“謝啥,以身相許就可以了。”
“什麼?!”
雲山咳嗽道:“莫事莫事,貧道最關愛的就是未成年少女。”
男子踢著狗、揣著狗,狠狠的拍打著:“我曹——我曹——你們丫的!快看,我手都被咬斷了!”
雲山瞥了一眼:“莫事,手斷了可以接上。”
“我衣服也撕壞了!”
“莫事,衣服壞了可以換新的。”
這兄妹兩個,相依為命,哥哥是個二流子,在道上混,可是混的不好,妹妹拿他沒轍,成年就跟在屁股後頭轉,想護著哥哥,兩個人住的還是個出租房,不到二十平米。
在滬市的貧民窟裡,住這種房子的人比比皆是,更有甚者,一家四口都住在一個屋內,嗯……也許是五口,夫妻結婚了,就用一道簾子在中間擋著,嘿咻的時候都不敢發出聲音。

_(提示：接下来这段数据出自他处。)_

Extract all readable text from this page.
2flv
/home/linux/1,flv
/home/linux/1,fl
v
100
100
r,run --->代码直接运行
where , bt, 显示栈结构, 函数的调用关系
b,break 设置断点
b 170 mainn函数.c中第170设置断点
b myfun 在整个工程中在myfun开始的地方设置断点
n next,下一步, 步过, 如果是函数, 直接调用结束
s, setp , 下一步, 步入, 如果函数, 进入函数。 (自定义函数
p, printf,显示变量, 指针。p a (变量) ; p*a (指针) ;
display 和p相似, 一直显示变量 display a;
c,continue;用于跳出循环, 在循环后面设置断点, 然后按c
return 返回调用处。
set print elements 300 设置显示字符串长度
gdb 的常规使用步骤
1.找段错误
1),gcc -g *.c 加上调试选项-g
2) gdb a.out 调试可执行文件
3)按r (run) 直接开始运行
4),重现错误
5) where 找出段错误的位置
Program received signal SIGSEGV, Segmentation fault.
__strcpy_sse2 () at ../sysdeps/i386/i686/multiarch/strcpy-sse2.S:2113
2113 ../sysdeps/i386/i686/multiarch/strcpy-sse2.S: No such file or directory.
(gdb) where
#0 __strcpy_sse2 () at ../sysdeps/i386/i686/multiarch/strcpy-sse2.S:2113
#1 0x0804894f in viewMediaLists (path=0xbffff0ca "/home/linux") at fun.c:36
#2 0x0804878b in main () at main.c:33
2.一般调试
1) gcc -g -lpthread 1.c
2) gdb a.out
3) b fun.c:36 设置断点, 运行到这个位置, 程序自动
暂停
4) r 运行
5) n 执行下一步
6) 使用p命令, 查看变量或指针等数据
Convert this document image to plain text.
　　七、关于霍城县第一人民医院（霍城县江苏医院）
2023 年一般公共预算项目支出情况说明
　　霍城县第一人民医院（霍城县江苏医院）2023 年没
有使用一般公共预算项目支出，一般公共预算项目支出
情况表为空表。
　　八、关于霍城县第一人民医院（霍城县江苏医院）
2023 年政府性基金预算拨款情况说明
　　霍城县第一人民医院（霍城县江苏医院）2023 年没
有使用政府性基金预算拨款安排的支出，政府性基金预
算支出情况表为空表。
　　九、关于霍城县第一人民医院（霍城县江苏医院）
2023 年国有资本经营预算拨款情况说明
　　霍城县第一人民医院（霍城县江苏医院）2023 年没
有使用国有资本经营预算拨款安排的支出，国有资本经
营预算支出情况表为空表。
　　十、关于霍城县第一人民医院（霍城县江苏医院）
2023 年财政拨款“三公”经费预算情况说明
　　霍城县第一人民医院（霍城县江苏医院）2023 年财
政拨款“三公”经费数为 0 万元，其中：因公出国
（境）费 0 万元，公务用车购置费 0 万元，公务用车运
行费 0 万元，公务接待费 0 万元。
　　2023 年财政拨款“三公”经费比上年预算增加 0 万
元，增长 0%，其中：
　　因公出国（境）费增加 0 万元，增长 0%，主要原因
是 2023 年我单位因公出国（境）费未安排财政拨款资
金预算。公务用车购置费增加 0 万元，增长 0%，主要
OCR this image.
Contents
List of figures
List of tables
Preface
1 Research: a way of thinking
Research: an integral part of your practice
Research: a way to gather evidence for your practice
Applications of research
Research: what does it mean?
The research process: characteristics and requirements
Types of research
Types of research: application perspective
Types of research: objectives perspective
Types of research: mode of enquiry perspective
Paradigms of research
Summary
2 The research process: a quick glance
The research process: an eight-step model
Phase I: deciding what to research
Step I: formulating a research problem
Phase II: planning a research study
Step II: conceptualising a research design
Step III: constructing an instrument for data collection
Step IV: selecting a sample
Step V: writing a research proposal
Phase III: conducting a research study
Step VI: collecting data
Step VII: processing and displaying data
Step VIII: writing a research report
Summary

雲山見憐,看著這些鍋碗瓢盆,還有兄妹兩個人的上下鋪,也是嘆息。
自己住別墅裡,那不是萬惡的金錢主義麼。
他都要落淚了:“你們,嗚嗚嗚,你們就住這樣的地方,我們村的乞丐都住的比這好,嗚嗚嗚。”
“小哥,你別難過啊,在滬市,這樣不是很正常麼?”
當哥哥的端了一碗清水過來,這碗是還有個缺口,顯然是狗用的那種碗。
雲山想吐,可吐不出來:“你們平時就用這種碗?”
“是啊,我們都用這種碗,平時是我吃完了哥哥吃,或者哥哥吃完了我吃。”
“唉,日子過的太艱難了。”
“小哥,你是幹嘛的啊?也是道上混的麼?”
雲山:“非也,貧道乃是山人一個,專門降妖伏魔,乃是得道天師。”
女孩兒的哥哥笑著推開他的腦袋:“哈哈哈!不要裝逼,呵呵呵,跟個二逼似的。”
“你們不信?”
雲山掏出身上的一張符,口唸咒語:“哄媽咪媽咪哄,哄啊哄……”
二人呆若木雞。
雲山撓撓頭:“不對啊,我的咒語怎麼,怎麼完全想不起來了,怪事,我可是天師啊,我的道法怎麼都不靈了。”
“哥,你說這個人怎麼了?”
當哥的嘴角嘚瑟:“依我看來,肯定是個失心瘋,正常人誰會帶著藏獒滿大街逛悠,這特麼不是腦抽了麼,你瞧,我的右手都斷了,現在還疼著呢。”
雲山越想越不對,自己本該去小島上做生意的,怎麼跑到陌生人家裡來了。
現在連道法都不靈驗了。
難道是觸怒了祖師爺,祖師爺收回了他這些年的修行麼。